St. Martin de Porres, whose full name was Martin de Porres Velazquez, was born in Peru, the son of a Spanish nobleman named Don Juan de Porres, and a freed slave named Ana Velazquez. He was a lay brother of the Dominican Order and established a children’s hospital and an orphanage.
The desire for peace and harmony was a recurring theme throughout the Mass. The bishop pointed out that while the Diocese of Brooklyn is made up of people from a variety of cultures who speak different languages, it is united in faith.
“We are united in faith. We are united in love. We must love one another. St. Martin de Porres understood that,” Bishop Mroziewski said. He quickly added, however, “This love is not always so easy.”
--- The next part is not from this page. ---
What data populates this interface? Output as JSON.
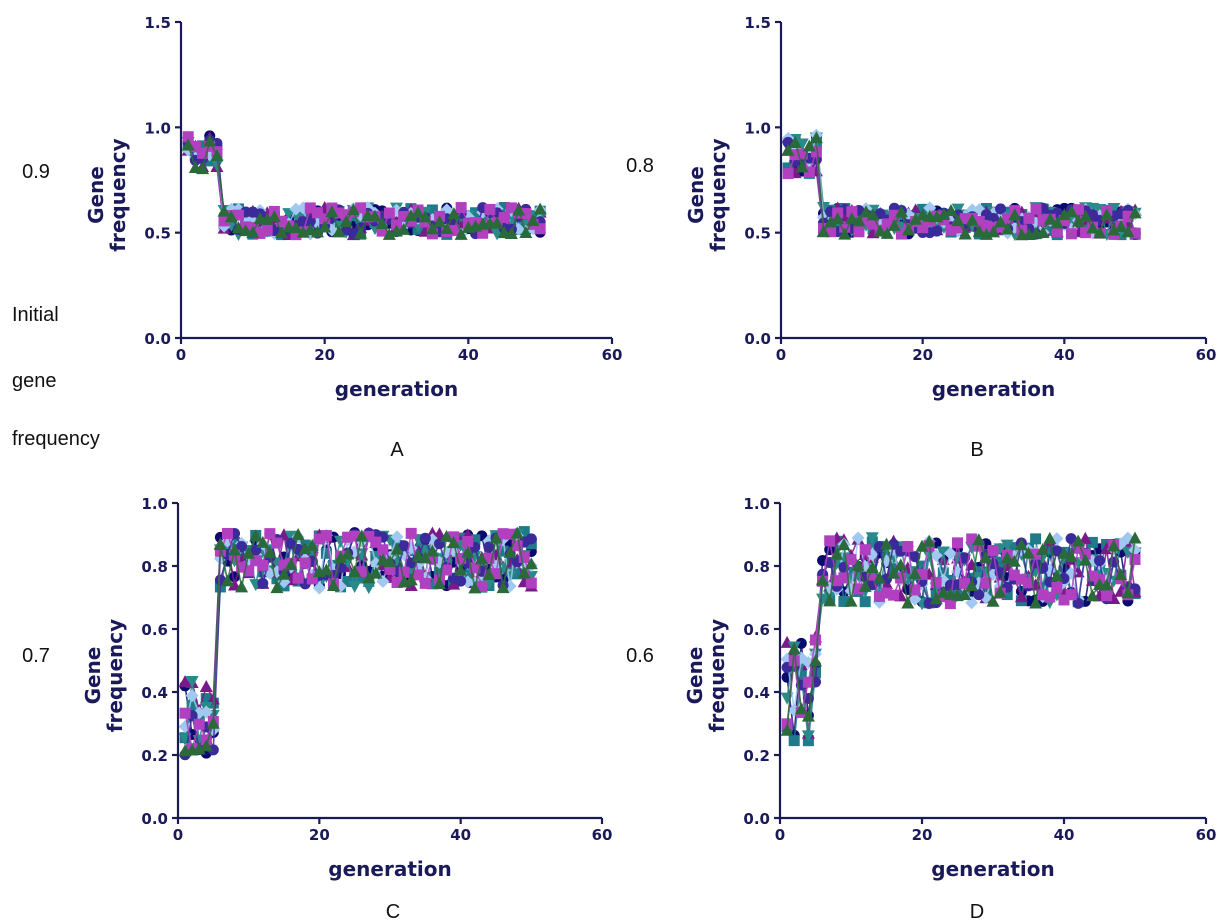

Father Alonso Cox, the pastor of St. Martin de Porres Parish, said he was pleased COVID-19 didn’t prevent the celebration from taking place. Other parish events have been canceled due to the pandemic. “Today was an absolutely beautiful celebration. I thought on this day, our feast day, it was important for us to gather,” he said.
The Mass in Our Lady of Victory, a Gothic-style church built in 1895, featured soaring harmonies from the choir led by Joseph Murray, who is the co-director along with Joan Delahunt, of the Office of Sacred Music Ministry.
Parishioners left the church feeling a renewed sense of hope. “I thought the Mass was beautiful,” said Christine Dorvile, who has been coming to Our Lady of Victory for 17 years.
The Mass made a big impression on parishioner Lynette Lewis-Rogers. “Even with everything going on, we’ll be alright if we remember we’re here to serve God and each other,” she told The Tablet.
This year has been a difficult one as the nation grapples with the deaths of unarmed black people at the hands of police and the subsequent protests in cities all over the country.
Lewis-Rogers said she feels no hate in her heart. “I feel sadness,’ she said. “But I also believe so strongly that God is there for us.”